200 to benefit from Medical Mission Foundation

Sep 29, 2015

By 8am Monday morning, more than 300 patients from Lira, Kitgum, South Sudan and majority from Gulu, were already gathered to undergo examination and check-up to access treatment at a medical camp at Lacor hospital

By Owiny Jolly Tobbia

By 8am Monday morning, more than 300 patients from Lira, Kitgum, South Sudan and majority from Gulu, were already gathered to undergo examination and check-up to access treatment at a medical camp at Lacor hospital.


More than 200 patients are expected to be operated upon by a team of medical experts under Medical Missions Foundation.

The team comprising doctors, nurses, audiologists, medical students and other health professionals from the University of Kansas Medical Center and the University of Kansas Hospital, arrived in Gulu on Sunday and are set to perform surgeries and treat different ailments, according to the team's spokesperson, Abigail Hayo, who is also a member on the board of trustees of the foundation.

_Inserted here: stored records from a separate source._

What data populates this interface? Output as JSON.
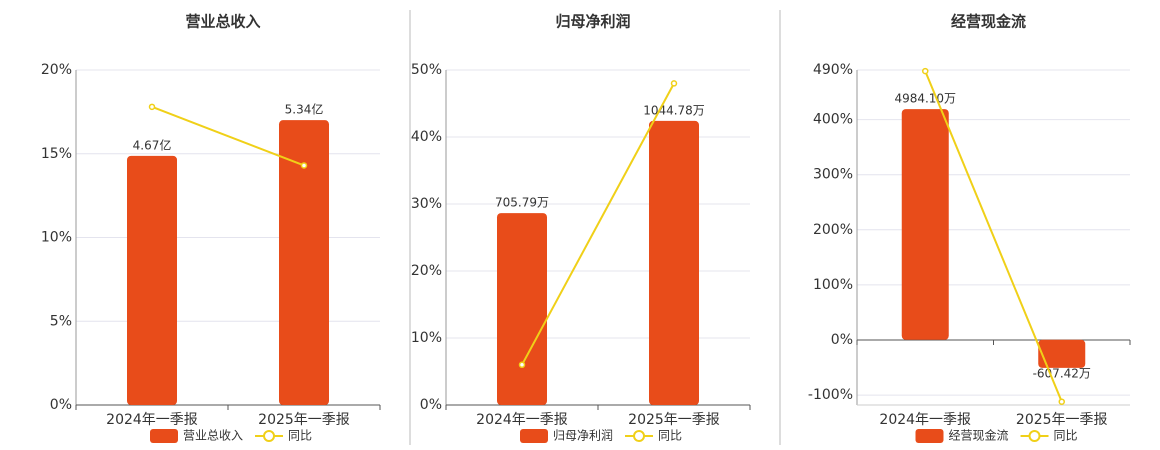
{
  "chart_data": [
    {
      "type": "bar",
      "title": "营业总收入",
      "categories": [
        "2024年一季报",
        "2025年一季报"
      ],
      "series": [
        {
          "name": "营业总收入",
          "color": "#e84c1a",
          "axis": "y2",
          "values": [
            4.67,
            5.34
          ],
          "value_labels": [
            "4.67亿",
            "5.34亿"
          ]
        },
        {
          "name": "同比",
          "type": "line",
          "color": "#f0d018",
          "values": [
            17.8,
            14.3
          ]
        }
      ],
      "ylim": [
        0,
        20
      ],
      "yticks": [
        {
          "value": 0,
          "label": "0%"
        },
        {
          "value": 5,
          "label": "5%"
        },
        {
          "value": 10,
          "label": "10%"
        },
        {
          "value": 15,
          "label": "15%"
        },
        {
          "value": 20,
          "label": "20%"
        }
      ],
      "y2lim": [
        0,
        6.28
      ],
      "grid": true
    },
    {
      "type": "bar",
      "title": "归母净利润",
      "categories": [
        "2024年一季报",
        "2025年一季报"
      ],
      "series": [
        {
          "name": "归母净利润",
          "color": "#e84c1a",
          "axis": "y2",
          "values": [
            705.79,
            1044.78
          ],
          "value_labels": [
            "705.79万",
            "1044.78万"
          ]
        },
        {
          "name": "同比",
          "type": "line",
          "color": "#f0d018",
          "values": [
            6.0,
            48.0
          ]
        }
      ],
      "ylim": [
        0,
        50
      ],
      "yticks": [
        {
          "value": 0,
          "label": "0%"
        },
        {
          "value": 10,
          "label": "10%"
        },
        {
          "value": 20,
          "label": "20%"
        },
        {
          "value": 30,
          "label": "30%"
        },
        {
          "value": 40,
          "label": "40%"
        },
        {
          "value": 50,
          "label": "50%"
        }
      ],
      "y2lim": [
        0,
        1232
      ],
      "grid": true
    },
    {
      "type": "bar",
      "title": "经营现金流",
      "categories": [
        "2024年一季报",
        "2025年一季报"
      ],
      "series": [
        {
          "name": "经营现金流",
          "color": "#e84c1a",
          "axis": "y2",
          "values": [
            4984.1,
            -607.42
          ],
          "value_labels": [
            "4984.10万",
            "-607.42万"
          ]
        },
        {
          "name": "同比",
          "type": "line",
          "color": "#f0d018",
          "values": [
            488,
            -112
          ]
        }
      ],
      "ylim": [
        -118,
        490
      ],
      "yticks": [
        {
          "value": -100,
          "label": "-100%"
        },
        {
          "value": 0,
          "label": "0%"
        },
        {
          "value": 100,
          "label": "100%"
        },
        {
          "value": 200,
          "label": "200%"
        },
        {
          "value": 300,
          "label": "300%"
        },
        {
          "value": 400,
          "label": "400%"
        },
        {
          "value": 490,
          "label": "490%"
        }
      ],
      "y2lim": [
        -1409,
        5829
      ],
      "grid": true
    }
  ]
}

Kansas University Hospital surgeons performing a neck operation at Lacor hospital in Gulu during the medical camp on Monday.

Hayo said this will be their sixth year to operate a medical camp in Gulu and look to work on acid victims, cleft palates, goiter, neck and head complications, hernia, keloids, hydrocele and other simple surgeries.

"We have a great group of anesthetists, nurses, physicians and ancillary people and we shall all work together in both the two hospitals and the two health centers in Aswa County." Hayo said.

"The people are unbelievably friendly and grateful for us being here," she said.

"They would have to be at the hospital at 6am even if their surgery was in the afternoon, and no one ever complained, not even the little kids."

The annual medical camp has given a lot of boost to Lacor hospital, according to a recent statement by Dr. Martin Ogwang, head of surgeons at Lacor hospital.

One of the doctors from Kansas Hospital gives a toy to Douglas Ocaka at Lacor Hospital surgery ward. Douglas is a candidate for Hernia operation on Tuesday.

"We have six theatres but we had to close others after some of the equipment got worn out coupled with financial constraints," Ogwang said.

"It is very touching to see the difference it makes in so many lives," Constantine Ojok, a 47-year-old man from Amuru whose face and arms were burnt during an LRA attack in 2002 said, as he lay on his recovery bed after a corrective surgery. His smiles and gratitude looked to be infectious from his face.     

"It was too hard for me considering the stigma and financial worries it caused me. I am very positive for this and genuinely appreciate God for whatever He has done for me."

Ojok is among the 217 patients so far registered to benefit from the exercise that ends on Friday, a figure smaller compared to last year's 235.

Medical Missions Foundation was formed in 1996 to provide critical care for the world's disadvantaged and forgotten and has long patterned with Kansas University Medical Center and University of Kansas Hospital.

Currently they operate in Guatemala, Philippines, Mali and Uganda.